例文5.利権や権利争いが続く米中首脳には、厭離穢土 欣求浄土の意味をじっくりと説いてあげたい。
入院、仏教徒の心境、大河ドラマなどに「欣求浄土」を取り入れた例文となります。

欣求浄土の会話例

男性
痛いっ、腰がガクッときたよ。俺も年を取ったなー。
女性
まだ、30代じゃないですか。見た目も若いですよ。
男性
まだじゃなくて、「もう」だよ。あっという間に老いていくんだよ。
女性
今日は暗いですね。でも、欣求浄土の心境になるには若すぎますよね。極楽浄土も先輩の様に若い人は受け入れないですよ。だから、元気出して下さい。
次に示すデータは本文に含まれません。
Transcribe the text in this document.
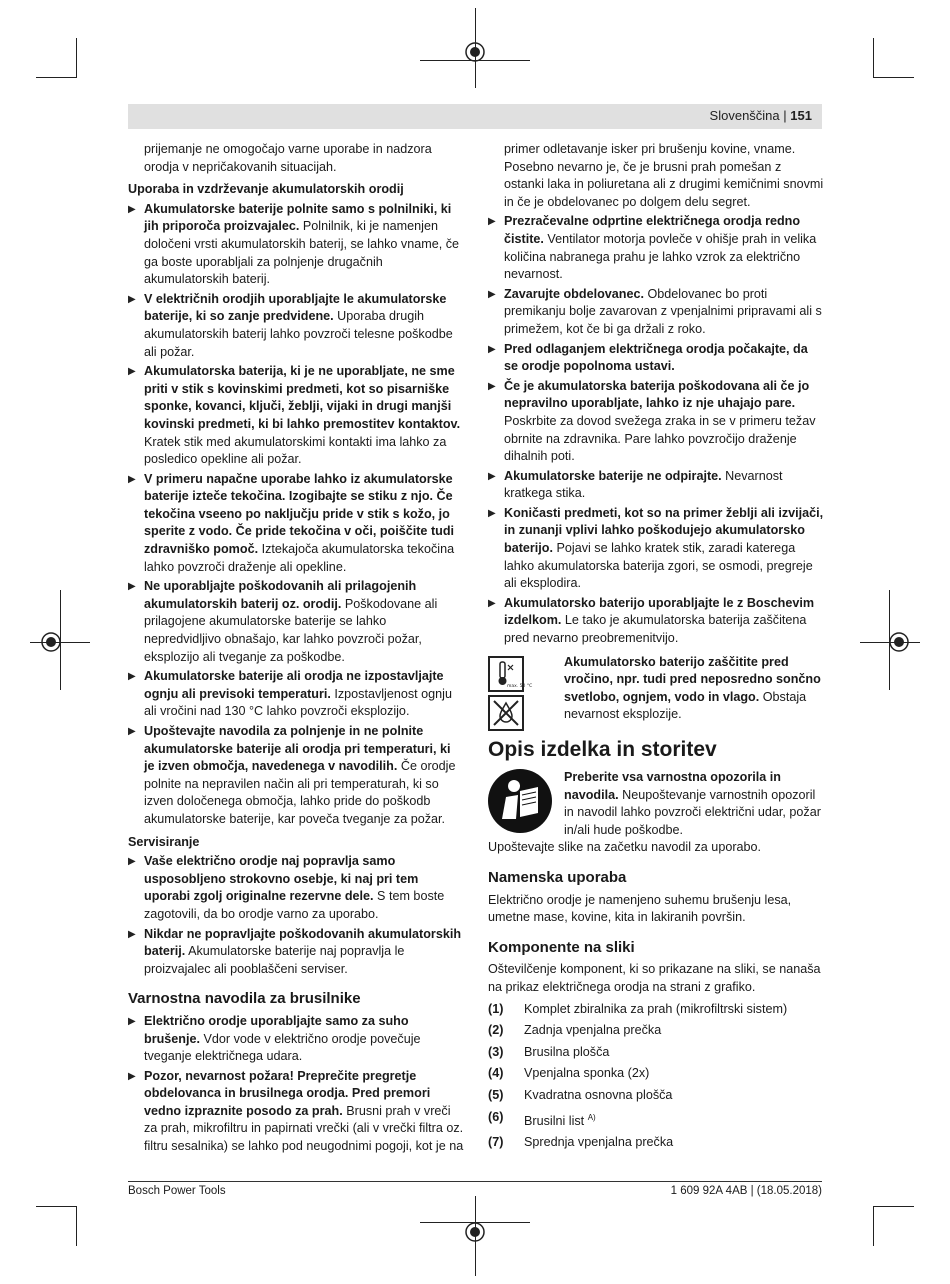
Slovenščina | 151

prijemanje ne omogočajo varne uporabe in nadzora orodja v nepričakovanih situacijah.

Uporaba in vzdrževanje akumulatorskih orodij

▶ Akumulatorske baterije polnite samo s polnilniki, ki jih priporoča proizvajalec. Polnilnik, ki je namenjen določeni vrsti akumulatorskih baterij, se lahko vname, če ga boste uporabljali za polnjenje drugačnih akumulatorskih baterij.
▶ V električnih orodjih uporabljajte le akumulatorske baterije, ki so zanje predvidene. Uporaba drugih akumulatorskih baterij lahko povzroči telesne poškodbe ali požar.
▶ Akumulatorska baterija, ki je ne uporabljate, ne sme priti v stik s kovinskimi predmeti, kot so pisarniške sponke, kovanci, ključi, žeblji, vijaki in drugi manjši kovinski predmeti, ki bi lahko premostitev kontaktov. Kratek stik med akumulatorskimi kontakti ima lahko za posledico opekline ali požar.
▶ V primeru napačne uporabe lahko iz akumulatorske baterije izteče tekočina. Izogibajte se stiku z njo. Če tekočina vseeno po naključju pride v stik s kožo, jo sperite z vodo. Če pride tekočina v oči, poiščite tudi zdravniško pomoč. Iztekajoča akumulatorska tekočina lahko povzroči draženje ali opekline.
▶ Ne uporabljajte poškodovanih ali prilagojenih akumulatorskih baterij oz. orodij. Poškodovane ali prilagojene akumulatorske baterije se lahko nepredvidljivo obnašajo, kar lahko povzroči požar, eksplozijo ali tveganje za poškodbe.
▶ Akumulatorske baterije ali orodja ne izpostavljajte ognju ali previsoki temperaturi. Izpostavljenost ognju ali vročini nad 130 °C lahko povzroči eksplozijo.
▶ Upoštevajte navodila za polnjenje in ne polnite akumulatorske baterije ali orodja pri temperaturi, ki je izven območja, navedenega v navodilih. Če orodje polnite na nepravilen način ali pri temperaturah, ki so izven določenega območja, lahko pride do poškodb akumulatorske baterije, kar poveča tveganje za požar.

Servisiranje

▶ Vaše električno orodje naj popravlja samo usposobljeno strokovno osebje, ki naj pri tem uporabi zgolj originalne rezervne dele. S tem boste zagotovili, da bo orodje varno za uporabo.
▶ Nikdar ne popravljajte poškodovanih akumulatorskih baterij. Akumulatorske baterije naj popravlja le proizvajalec ali pooblaščeni serviser.

Varnostna navodila za brusilnike

▶ Električno orodje uporabljajte samo za suho brušenje. Vdor vode v električno orodje povečuje tveganje električnega udara.
▶ Pozor, nevarnost požara! Preprečite pregretje obdelovanca in brusilnega orodja. Pred premori vedno izpraznite posodo za prah. Brusni prah v vreči za prah, mikrofiltru in papirnati vrečki (ali v vrečki filtra oz. filtru sesalnika) se lahko pod neugodnimi pogoji, kot je na

primer odletavanje isker pri brušenju kovine, vname. Posebno nevarno je, če je brusni prah pomešan z ostanki laka in poliuretana ali z drugimi kemičnimi snovmi in če je obdelovanec po dolgem delu segret.

▶ Prezračevalne odprtine električnega orodja redno čistite. Ventilator motorja povleče v ohišje prah in velika količina nabranega prahu je lahko vzrok za električno nevarnost.
▶ Zavarujte obdelovanec. Obdelovanec bo proti premikanju bolje zavarovan z vpenjalnimi pripravami ali s primežem, kot če bi ga držali z roko.
▶ Pred odlaganjem električnega orodja počakajte, da se orodje popolnoma ustavi.
▶ Če je akumulatorska baterija poškodovana ali če jo nepravilno uporabljate, lahko iz nje uhajajo pare. Poskrbite za dovod svežega zraka in se v primeru težav obrnite na zdravnika. Pare lahko povzročijo draženje dihalnih poti.
▶ Akumulatorske baterije ne odpirajte. Nevarnost kratkega stika.
▶ Koničasti predmeti, kot so na primer žeblji ali izvijači, in zunanji vplivi lahko poškodujejo akumulatorsko baterijo. Pojavi se lahko kratek stik, zaradi katerega lahko akumulatorska baterija zgori, se osmodi, pregreje ali eksplodira.
▶ Akumulatorsko baterijo uporabljajte le z Boschevim izdelkom. Le tako je akumulatorska baterija zaščitena pred nevarno preobremenitvijo.
max. 50 °C
Akumulatorsko baterijo zaščitite pred vročino, npr. tudi pred neposredno sončno svetlobo, ognjem, vodo in vlago. Obstaja nevarnost eksplozije.

Opis izdelka in storitev

Preberite vsa varnostna opozorila in navodila. Neupoštevanje varnostnih opozoril in navodil lahko povzroči električni udar, požar in/ali hude poškodbe.

Upoštevajte slike na začetku navodil za uporabo.

Namenska uporaba

Električno orodje je namenjeno suhemu brušenju lesa, umetne mase, kovine, kita in lakiranih površin.

Komponente na sliki

Oštevilčenje komponent, ki so prikazane na sliki, se nanaša na prikaz električnega orodja na strani z grafiko.

(1)	Komplet zbiralnika za prah (mikrofiltrski sistem)
(2)	Zadnja vpenjalna prečka
(3)	Brusilna plošča
(4)	Vpenjalna sponka (2x)
(5)	Kvadratna osnovna plošča
(6)	Brusilni list $^{A)}$
(7)	Sprednja vpenjalna prečka
Bosch Power Tools	1 609 92A 4AB | (18.05.2018)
職場にて、先輩男性が腰の痛みから老いを愚痴り、後輩女性が「欣求浄土」を使って必死にフォローしています。

欣求浄土の豆知識

欣求浄土」の由来ともなる源信による仏教書「往生要集」は、仏教の宗派「浄土宗」や「浄土教」が始まりとなります。浄土門や浄土思想とも呼ばれ、地獄や極楽を説いたのが他の宗派との大きな違いで、「南無阿弥陀仏」とお経を唱えれば救われ、極楽浄土にいけると庶民に訴えたので爆発的に世の中に広まったのです。ですから、日本においては仏教=浄土宗と言っても過言ではなく、「往生要集」に書かれている内容が後の仏教思想に大きな影響を与えています。中国やインドの仏教と日本の仏教が微妙に違うのは、浄土宗によるところが大きいです。

欣求浄土の難易度

欣求浄土」は漢字検定準1級から10級相当の文字組み合わせで、”欣”は準1級で大学一般レベル、”浄”は準2級で高校レベル、”求”と”土”は7級と10級で小学校中学年と低学年レベルの四字熟語となります。

欣求浄土のまとめ

欣求浄土」は、極楽浄土で生まれ変わると願う仏教用語となります。厳密には仏教でも「浄土宗」と深い繋がりがあり、仏教書「往生要集」に記され、そこから徳川家康が用いた事からも「厭離穢土 欣求浄土」と一緒に使用される事が多いです。「厭離穢土 欣求浄土」は、平和な極楽浄土に成る事を願うという趣旨になります。